PIF circuit, 26...SIF circuit, 43...Video selection switch, 44...TV signal processing circuit, 48...
...High-speed switching circuit, 53... Personal computer signal processing circuit, 54... Clock number conversion phase matching circuit, 65
...PC cartridge input terminal, 69 ... Matrix, 70 ... Detection circuit, 74 ... Selector switch, 76, 77 ... Color difference input amplifier, 79 ...
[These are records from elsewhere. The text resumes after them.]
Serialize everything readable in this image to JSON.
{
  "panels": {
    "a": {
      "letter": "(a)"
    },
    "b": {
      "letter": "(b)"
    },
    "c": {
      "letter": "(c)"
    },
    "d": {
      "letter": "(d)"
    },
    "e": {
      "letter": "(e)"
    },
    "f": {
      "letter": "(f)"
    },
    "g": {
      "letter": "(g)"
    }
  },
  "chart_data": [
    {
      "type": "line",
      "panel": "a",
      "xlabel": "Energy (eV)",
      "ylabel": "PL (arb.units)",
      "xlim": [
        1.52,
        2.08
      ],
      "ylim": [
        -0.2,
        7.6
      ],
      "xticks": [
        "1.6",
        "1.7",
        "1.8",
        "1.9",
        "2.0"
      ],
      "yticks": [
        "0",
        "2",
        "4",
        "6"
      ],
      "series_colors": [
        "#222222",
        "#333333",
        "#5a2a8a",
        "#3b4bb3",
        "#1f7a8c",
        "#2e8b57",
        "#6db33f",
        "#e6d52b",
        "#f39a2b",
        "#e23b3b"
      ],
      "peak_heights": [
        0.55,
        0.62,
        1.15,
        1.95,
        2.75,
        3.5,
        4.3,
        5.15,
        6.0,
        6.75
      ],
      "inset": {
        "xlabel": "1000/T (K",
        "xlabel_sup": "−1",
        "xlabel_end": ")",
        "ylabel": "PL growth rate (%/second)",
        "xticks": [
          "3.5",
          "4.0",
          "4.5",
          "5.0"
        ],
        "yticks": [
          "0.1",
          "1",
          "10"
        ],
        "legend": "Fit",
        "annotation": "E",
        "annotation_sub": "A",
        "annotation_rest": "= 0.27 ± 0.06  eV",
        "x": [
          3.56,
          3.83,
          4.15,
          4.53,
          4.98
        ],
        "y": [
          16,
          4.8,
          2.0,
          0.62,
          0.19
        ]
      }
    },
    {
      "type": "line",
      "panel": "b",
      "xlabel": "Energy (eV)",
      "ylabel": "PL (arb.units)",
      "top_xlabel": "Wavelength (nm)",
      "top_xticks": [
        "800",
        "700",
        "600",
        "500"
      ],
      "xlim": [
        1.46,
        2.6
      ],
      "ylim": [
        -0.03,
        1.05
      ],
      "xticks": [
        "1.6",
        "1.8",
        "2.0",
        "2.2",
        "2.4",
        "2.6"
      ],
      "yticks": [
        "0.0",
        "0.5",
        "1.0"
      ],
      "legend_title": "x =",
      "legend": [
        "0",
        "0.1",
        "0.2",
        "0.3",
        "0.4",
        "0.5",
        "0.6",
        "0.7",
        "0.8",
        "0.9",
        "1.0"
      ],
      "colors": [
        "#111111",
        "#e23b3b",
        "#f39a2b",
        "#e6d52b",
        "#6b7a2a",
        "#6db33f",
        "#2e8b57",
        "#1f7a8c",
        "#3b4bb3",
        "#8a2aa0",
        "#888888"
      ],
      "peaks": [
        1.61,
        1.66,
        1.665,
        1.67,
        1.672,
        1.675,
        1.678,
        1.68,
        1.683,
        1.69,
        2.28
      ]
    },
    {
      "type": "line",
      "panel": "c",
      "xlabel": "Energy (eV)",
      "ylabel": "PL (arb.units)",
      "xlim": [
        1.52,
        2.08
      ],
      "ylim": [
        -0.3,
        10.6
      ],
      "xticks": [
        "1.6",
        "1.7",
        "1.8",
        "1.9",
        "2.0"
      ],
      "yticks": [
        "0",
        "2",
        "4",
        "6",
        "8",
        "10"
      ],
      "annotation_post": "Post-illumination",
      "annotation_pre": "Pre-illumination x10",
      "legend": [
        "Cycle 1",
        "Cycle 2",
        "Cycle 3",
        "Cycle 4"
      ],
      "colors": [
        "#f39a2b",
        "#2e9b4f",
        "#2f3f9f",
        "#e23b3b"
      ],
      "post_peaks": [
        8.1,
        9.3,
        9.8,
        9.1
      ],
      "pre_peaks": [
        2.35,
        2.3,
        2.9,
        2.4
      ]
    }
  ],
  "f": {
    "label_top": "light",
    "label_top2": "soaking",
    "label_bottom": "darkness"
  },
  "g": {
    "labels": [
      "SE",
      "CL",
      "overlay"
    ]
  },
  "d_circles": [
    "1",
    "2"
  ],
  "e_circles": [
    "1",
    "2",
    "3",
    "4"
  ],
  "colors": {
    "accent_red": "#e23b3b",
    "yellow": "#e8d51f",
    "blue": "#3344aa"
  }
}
Matrix, 80, 81, 82...R, G, B data insertion circuit.

Claims (1)

[Scope of Claims] 1. In a device that cuts a part of the screen of either a television or a personal computer and superimposes the screen of the other, in addition to matching the synchronization signal of the personal computer with the synchronization signal of the television, A clock number conversion phase matching circuit that matches the phase of subcarriers to equalize the reproducibility of the TV and reproduces the pixels of the computer in the period of the TV's synchronization signal, and either the TV or the computer. A detection circuit that gives priority to the priority signal and outputs a switching signal in which a superimposition signal below the level of the synchronization signal is added to the prioritized signal, and a high-speed switching circuit that uses this switching signal to switch the color signal of the TV and computer at high speed. An image superimposition device comprising: 2. The color difference signal of the TV is directly input to the high-speed switching circuit, and is converted into R, G, B signals within this high-speed switching circuit.
2. The image superimposition device according to claim 1, wherein the image superimposition device is configured to switch at high speed a personal computer signal that has been converted into a signal and is input. 3. The image superimposing device according to claim 1, wherein the detection circuit adds a superimpose signal having a level lower than that of a synchronizing signal to a superimposing period portion of a personal computer signal.